War Chest

War Chest
The London Borough of Tower Hamlets, for instance, holds over £260 million in unspent contributions. Nine times the national average, on a per-household basis. More troubling than the total is the age profile. Around £3 billion of those funds has been held for more than five years despite many agreements explicitly requiring deployment within that window.


Nine billion is a really, really big number. It’s not the UK's housing deficit. It's not the infrastructure funding gap. It's not even a government budget line. It's the amount of developer contributions, which is essentially money paid by housebuilders as a direct condition of planning permission, currently sitting unspent in local authority accounts across England and Wales. Nine billion pounds, earmarked for schools, roads, affordable housing, healthcare and community infrastructure, that’s been collected, banked, and that’s it. This isn't speculation, it's the findings of the Home Builders Federation's most recent Freedom of Information exercise, published in March 2026, based on responses from 243 local authorities. The figure has risen 9%, around £800 million, since mid-2024 alone. As our sector battles to get shovel-ready developments moving, in this week's blog, we ask ourselves, what’s going on?

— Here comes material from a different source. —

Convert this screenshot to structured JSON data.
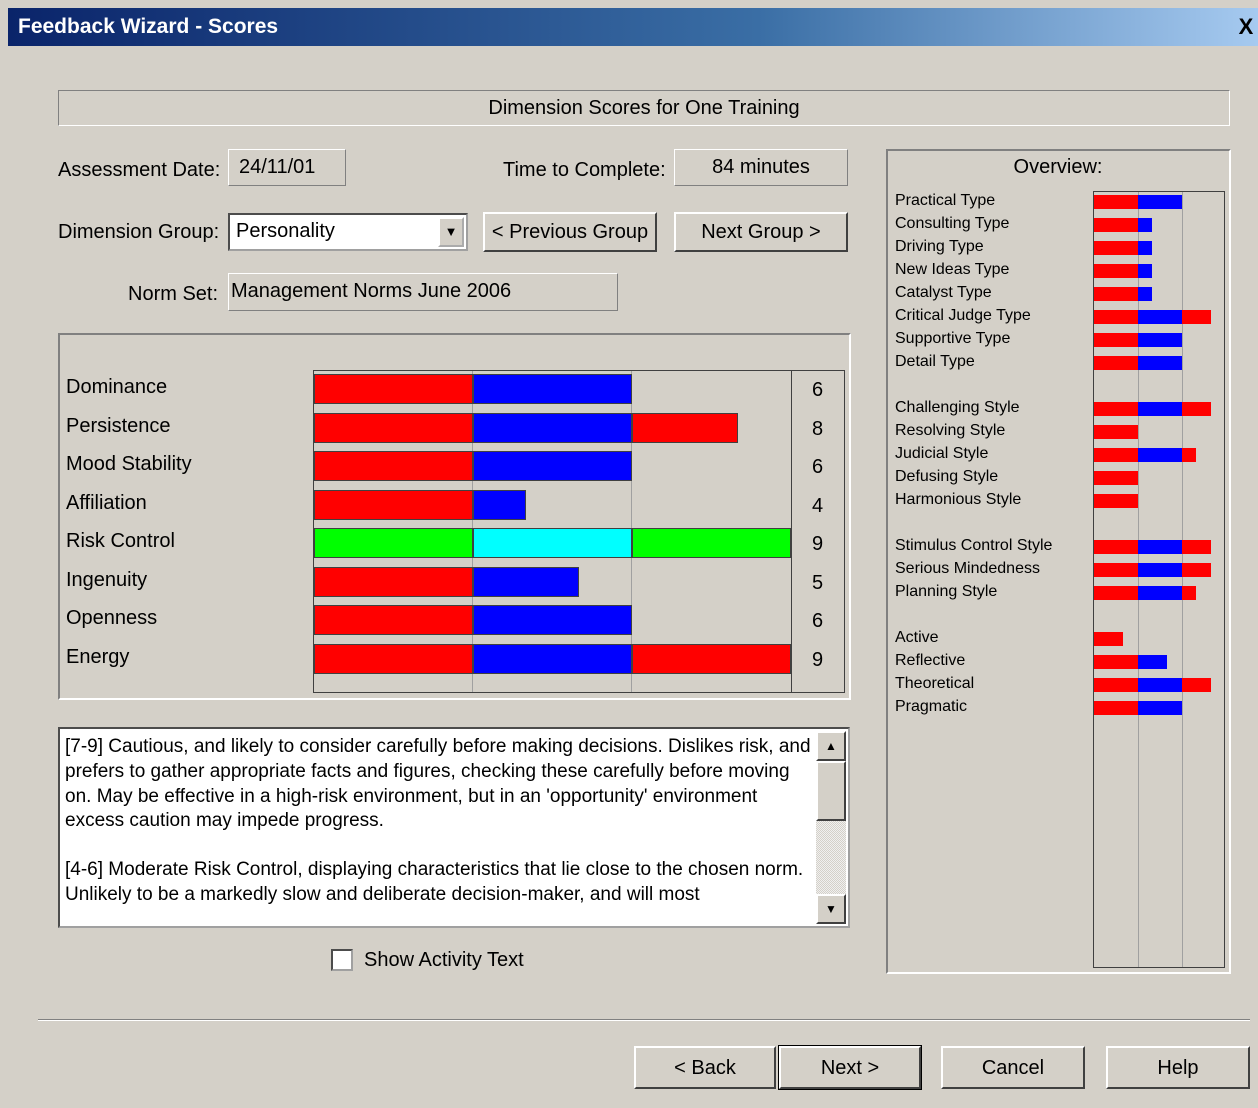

Developer contributions come in two main forms, and the ones we tend to see primarily are Section 106 agreements. In layperson's terms, these are site-specific obligations negotiated during the planning process and vary depending on the project's size. So, for instance, a developer building 200 homes might contribute to a new school, a GP surgery, or an off-site affordable housing fund. The other instance considered in the cashflow assessment is the Community Infrastructure Levy (CIL). This is essentially a standardised charge per square metre of new development, designed to pool resources for wider strategic infrastructure.
Of the £9 billion sitting unspent, £6.6 billion is Section 106 money and £2.2 billion is CIL. The average council holds £19 million in unspent S106 contributions, though the average is distorted by a small number of extreme cases. The London Borough of Tower Hamlets, for instance, holds over £260 million in unspent contributions. Nine times the national average, on a per-household basis. More troubling than the total is the age profile. Around £3 billion of those funds has been held for more than five years despite many agreements explicitly requiring deployment within that window. Some councils have acknowledged holding money for over two decades. Contributions paid in connection with developments that have long since been completed, occupied, and forgotten.


To put these numbers into context: £2 billion is sitting unspent in education contributions, a figure equivalent to the entire annual Department for Education budget for school rebuilding, maintenance and repair. To put things into perspective, that same sum could fund 126,000 new school places. Meanwhile, £700 million earmarked specifically for affordable housing remains undeployed, at a time when housing affordability sits at historic lows across much of the country. The HBF found that £320 million in healthcare contributions is unspent, including £128 million already handed over to NHS Integrated Care Boards, who, in some instances, have been refused or simply ignored when requesting access to their own earmarked funds.

These aren't abstract line items. They represent real infrastructure that real communities were promised in exchange for accepting new development on their doorstep. The deal was: you get the houses, we get the schools, the roads, the doctors' surgeries. That deal is not being honoured, and the situation is tipping from frustrating into genuinely counterproductive. One of the most common grounds for local authority objection to new development applications is infrastructure pressure, the argument that local schools are full, roads are at capacity, and GP lists are closed. Those objections, in many cases, are being made by the same councils sitting on hundreds of millions of pounds specifically intended to address infrastructure pressure. The HBF has explicitly called for existing unspent contributions to be factored into planning decisions. If a council holds a £30 million unspent education fund, the argument that a new development would overload local schools becomes considerably harder to sustain.


The other major concern the report raises is that transparency could well be heading in the wrong direction. Councils are legally required to publish annual Infrastructure Funding Statements detailing how contributions will be spent. In 2020, 90% met the statutory deadline. By 2025, that figure had dropped to 75%. The HBF attributes this to chronic understaffing and limited capacity, but the effect is that communities have less visibility into the money raised specifically on their behalf.


So what’s the lesson in this?


We operate in the space where capital meets shovel-ready residential development, and the SME housebuilders we work with are, in many cases, doing exactly what the country needs them to do: bringing forward housing on sites with planning and funding in place and ready to build. Capital only creates value when it moves, and this is a principle of our sector. Development finance that sits in a bank account, however well-intentioned, doesn't build a single home, fund a single school place, or improve a single road junction. It's the deployment of funds, structured correctly, drawn down against verified progress, secured against real assets that turns financial commitment into physical outcomes. Our loans are structured around exactly that principle. Staged drawdowns tied to independently verified build milestones.


The £9 billion sitting in council accounts isn't a story about bad people, and it’s important to remember that. It's a story about what happens when systems aren't designed for deployment, when the incentives, capacity, and accountability structures that turn collected funds into completed infrastructure simply aren't there.


For investors and borrowers who want their capital working in the real economy, that's a cautionary tale worth taking seriously.